Two other solutions come to mind:
-
(Does not require new syntax) Using
[
ormagrittr::extract
to subset the list to just the elements you want:df %>% compose_data( y = as.matrix(select(., column2 : column10)), X = model.matrix(~ 1 + column11 + column12, data = .), s = ncol(y), k = ncol(X) ) %>% `[`(c("y", "X", "s", "k", "n"))
That feels less than ideal, because it makes you list all the names twice.
-
(Would require new syntax) Having an option to drop implicit/unnamed elements from the result. You would have to add the auto-generated columns back in to keep them, but you wouldn't have to redefine them. This is possibly nice if you are basically just using compose_data for the data type conversion but not the column generation:
df %>% compose_data( y = as.matrix(select(., column2 : column10)), X = model.matrix(~ 1 + column11 + column12, data = .), s = ncol(y), k = ncol(X), n, # need to make `n` explicit so it is kept, but no need to fully # define it (as in n = nrow(df)) since it is still auto-generated .drop_implicit = TRUE )
I think adding such an option would not require large changes to
compose_data
, so if that is something you would find useful I would consider it.
if df is grouped, it drags the grouping variable through to y which (in this case) ends up as a factor, but it does fail loudly and isn't hard to diagnose/debug.

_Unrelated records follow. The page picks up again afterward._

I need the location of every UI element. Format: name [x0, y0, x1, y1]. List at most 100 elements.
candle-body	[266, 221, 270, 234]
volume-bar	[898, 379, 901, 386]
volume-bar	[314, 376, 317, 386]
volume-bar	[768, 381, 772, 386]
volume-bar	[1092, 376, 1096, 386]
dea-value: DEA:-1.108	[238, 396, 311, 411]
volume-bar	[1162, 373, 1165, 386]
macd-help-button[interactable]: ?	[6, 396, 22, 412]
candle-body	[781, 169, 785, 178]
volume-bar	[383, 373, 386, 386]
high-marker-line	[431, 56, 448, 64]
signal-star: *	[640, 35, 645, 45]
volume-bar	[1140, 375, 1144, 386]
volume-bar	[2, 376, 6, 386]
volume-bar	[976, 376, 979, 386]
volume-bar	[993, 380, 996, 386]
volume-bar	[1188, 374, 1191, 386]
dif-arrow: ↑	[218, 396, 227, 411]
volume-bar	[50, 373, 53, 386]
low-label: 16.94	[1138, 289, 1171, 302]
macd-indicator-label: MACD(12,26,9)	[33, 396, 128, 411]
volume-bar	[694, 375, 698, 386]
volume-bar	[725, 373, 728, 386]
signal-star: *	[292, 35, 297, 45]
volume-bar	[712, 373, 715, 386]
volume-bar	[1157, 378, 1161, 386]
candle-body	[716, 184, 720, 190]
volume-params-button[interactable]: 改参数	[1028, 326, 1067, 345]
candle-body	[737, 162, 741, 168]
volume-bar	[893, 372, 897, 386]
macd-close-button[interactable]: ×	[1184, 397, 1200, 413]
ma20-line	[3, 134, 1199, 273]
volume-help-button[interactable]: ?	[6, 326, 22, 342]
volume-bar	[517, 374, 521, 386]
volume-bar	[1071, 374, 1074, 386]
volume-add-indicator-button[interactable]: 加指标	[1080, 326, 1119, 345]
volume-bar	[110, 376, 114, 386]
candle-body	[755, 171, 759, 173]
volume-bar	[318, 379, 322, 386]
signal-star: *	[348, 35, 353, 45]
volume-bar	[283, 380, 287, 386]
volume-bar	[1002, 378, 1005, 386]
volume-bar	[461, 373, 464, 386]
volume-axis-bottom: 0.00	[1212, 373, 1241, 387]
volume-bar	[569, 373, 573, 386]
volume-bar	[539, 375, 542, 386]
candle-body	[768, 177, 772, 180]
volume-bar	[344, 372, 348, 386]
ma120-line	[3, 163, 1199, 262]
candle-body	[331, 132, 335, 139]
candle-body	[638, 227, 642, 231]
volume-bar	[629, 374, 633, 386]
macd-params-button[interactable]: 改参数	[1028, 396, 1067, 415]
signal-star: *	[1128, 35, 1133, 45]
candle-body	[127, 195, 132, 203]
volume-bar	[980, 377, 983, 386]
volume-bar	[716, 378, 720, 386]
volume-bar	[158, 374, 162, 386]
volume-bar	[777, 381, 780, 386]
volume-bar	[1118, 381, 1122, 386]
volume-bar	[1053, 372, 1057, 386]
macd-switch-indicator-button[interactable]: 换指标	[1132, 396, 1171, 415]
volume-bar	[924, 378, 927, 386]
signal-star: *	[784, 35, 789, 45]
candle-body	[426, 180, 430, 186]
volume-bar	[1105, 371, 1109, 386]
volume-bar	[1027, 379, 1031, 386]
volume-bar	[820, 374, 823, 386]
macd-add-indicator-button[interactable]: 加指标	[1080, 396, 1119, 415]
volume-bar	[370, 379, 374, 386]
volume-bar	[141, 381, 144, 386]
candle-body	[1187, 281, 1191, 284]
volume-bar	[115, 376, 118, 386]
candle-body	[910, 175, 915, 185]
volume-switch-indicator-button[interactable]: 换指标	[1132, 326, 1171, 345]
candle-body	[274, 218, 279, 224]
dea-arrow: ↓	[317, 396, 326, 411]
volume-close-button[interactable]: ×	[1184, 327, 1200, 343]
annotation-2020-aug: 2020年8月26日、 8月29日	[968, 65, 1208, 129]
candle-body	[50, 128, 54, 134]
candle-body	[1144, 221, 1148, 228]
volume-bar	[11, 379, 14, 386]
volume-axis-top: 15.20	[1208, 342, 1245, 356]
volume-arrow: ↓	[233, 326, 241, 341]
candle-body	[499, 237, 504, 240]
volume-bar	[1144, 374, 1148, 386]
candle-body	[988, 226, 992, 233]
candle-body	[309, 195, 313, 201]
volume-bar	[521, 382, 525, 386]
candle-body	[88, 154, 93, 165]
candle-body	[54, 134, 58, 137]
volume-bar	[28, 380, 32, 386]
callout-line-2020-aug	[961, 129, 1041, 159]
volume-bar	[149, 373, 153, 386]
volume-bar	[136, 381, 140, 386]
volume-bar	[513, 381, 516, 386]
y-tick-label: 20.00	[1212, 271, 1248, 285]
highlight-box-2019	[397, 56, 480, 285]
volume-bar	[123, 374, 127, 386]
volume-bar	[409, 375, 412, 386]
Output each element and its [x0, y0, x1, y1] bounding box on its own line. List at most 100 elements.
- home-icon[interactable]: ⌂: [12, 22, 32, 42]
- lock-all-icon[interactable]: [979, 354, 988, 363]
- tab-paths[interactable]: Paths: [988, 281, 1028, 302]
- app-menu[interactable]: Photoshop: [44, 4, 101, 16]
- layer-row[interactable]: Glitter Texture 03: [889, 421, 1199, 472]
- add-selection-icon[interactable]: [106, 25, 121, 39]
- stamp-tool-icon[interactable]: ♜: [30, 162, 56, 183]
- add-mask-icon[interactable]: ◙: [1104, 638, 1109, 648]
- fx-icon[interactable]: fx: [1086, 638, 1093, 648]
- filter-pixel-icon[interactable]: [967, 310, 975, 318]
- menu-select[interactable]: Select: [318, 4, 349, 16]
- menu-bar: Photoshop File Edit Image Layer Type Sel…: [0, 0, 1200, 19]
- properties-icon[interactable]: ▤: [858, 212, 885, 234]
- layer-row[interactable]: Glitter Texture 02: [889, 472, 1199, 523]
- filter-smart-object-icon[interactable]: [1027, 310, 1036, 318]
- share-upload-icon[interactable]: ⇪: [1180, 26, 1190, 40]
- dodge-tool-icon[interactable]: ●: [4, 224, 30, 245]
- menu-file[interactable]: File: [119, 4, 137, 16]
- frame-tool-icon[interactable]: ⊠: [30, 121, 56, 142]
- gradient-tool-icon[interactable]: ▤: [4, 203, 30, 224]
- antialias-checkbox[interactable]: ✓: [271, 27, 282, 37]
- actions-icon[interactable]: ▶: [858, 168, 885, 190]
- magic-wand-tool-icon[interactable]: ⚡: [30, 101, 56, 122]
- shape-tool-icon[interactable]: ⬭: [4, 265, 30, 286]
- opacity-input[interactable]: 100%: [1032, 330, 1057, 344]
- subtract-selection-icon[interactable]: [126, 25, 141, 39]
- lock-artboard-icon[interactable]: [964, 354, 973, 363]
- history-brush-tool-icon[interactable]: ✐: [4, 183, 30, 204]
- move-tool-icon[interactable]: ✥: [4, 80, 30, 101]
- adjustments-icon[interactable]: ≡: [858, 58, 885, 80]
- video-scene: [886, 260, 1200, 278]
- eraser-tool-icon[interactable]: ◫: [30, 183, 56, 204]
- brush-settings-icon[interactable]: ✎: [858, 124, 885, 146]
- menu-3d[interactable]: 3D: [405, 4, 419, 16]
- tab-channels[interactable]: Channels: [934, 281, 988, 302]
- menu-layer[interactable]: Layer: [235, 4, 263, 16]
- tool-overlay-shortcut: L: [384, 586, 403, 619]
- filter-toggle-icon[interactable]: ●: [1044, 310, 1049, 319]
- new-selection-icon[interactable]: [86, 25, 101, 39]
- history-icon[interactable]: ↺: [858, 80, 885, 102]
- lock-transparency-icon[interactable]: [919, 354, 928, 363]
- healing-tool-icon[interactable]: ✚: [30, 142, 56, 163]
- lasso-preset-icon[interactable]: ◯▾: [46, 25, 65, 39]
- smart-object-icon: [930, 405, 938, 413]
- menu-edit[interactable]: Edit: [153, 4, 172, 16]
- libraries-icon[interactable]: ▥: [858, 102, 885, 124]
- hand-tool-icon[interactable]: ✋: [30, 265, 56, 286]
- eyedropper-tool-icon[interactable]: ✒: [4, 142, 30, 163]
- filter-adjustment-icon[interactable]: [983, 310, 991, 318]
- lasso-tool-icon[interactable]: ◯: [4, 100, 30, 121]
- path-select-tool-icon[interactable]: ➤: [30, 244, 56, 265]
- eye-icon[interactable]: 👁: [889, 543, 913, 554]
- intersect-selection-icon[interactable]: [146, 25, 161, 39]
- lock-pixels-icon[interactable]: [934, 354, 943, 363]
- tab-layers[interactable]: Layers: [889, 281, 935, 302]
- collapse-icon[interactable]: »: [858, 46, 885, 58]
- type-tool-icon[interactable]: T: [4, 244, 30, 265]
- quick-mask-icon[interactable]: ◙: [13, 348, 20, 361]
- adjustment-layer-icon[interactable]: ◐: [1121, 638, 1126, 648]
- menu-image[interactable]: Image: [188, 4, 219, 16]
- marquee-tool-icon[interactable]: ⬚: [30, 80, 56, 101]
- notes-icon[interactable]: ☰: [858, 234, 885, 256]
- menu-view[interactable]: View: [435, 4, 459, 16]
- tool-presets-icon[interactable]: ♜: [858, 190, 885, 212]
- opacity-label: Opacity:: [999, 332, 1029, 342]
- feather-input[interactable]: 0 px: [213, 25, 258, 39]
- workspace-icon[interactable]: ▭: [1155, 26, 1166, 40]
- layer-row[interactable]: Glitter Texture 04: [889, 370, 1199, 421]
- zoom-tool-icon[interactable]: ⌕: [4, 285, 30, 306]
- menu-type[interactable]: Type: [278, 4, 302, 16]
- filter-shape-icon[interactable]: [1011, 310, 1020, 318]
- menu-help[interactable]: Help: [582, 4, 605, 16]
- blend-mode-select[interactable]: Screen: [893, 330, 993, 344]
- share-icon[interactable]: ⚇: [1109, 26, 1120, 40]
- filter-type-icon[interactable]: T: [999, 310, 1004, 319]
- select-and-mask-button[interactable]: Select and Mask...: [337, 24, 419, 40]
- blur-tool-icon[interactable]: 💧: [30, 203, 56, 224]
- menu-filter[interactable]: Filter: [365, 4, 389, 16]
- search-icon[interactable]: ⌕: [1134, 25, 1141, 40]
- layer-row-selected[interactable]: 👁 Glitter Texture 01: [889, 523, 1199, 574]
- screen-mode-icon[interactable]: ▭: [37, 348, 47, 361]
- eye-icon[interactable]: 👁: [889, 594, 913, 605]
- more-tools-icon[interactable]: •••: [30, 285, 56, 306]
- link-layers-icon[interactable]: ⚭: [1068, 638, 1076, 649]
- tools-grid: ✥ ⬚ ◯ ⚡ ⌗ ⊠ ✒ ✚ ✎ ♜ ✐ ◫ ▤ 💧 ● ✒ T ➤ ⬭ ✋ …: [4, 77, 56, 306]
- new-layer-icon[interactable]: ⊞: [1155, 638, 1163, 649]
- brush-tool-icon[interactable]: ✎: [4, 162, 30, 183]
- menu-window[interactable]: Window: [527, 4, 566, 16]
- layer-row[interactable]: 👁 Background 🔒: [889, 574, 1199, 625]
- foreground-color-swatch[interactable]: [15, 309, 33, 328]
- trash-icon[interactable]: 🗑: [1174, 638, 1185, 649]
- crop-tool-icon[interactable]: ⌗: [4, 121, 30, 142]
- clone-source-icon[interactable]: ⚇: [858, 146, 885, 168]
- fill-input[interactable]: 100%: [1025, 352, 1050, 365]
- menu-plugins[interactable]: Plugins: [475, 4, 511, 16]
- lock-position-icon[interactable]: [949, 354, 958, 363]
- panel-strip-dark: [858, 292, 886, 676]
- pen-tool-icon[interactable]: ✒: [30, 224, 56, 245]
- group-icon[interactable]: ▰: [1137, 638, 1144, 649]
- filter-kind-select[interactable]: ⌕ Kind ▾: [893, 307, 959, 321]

This also comes up in some other parts of the tidybayes
API, because spread_samples
and other functions return pre-grouped data. My current solution is to accept that this sort of thing happens (in spread_samples
, the alternative of forcing people to specify obvious groupings is more repetitive and tedious) and hope the loud failures are enough to prompt people to add ungroup()
to their pipelines when needed.
no longer complain when you pass in data lists that have extra variables not present in the model.
I've not had a problem with Stan or JAGS, so this isn't pressing by any means. It just looks ugly if you stop to inspect the output of compose_data
.
That said, I do like the .drop_implicit
flag. The magrittr magic is ok too, but the implicit columns are only really a problem when there's large differences from the default behaviour anyway (ie. lots to name).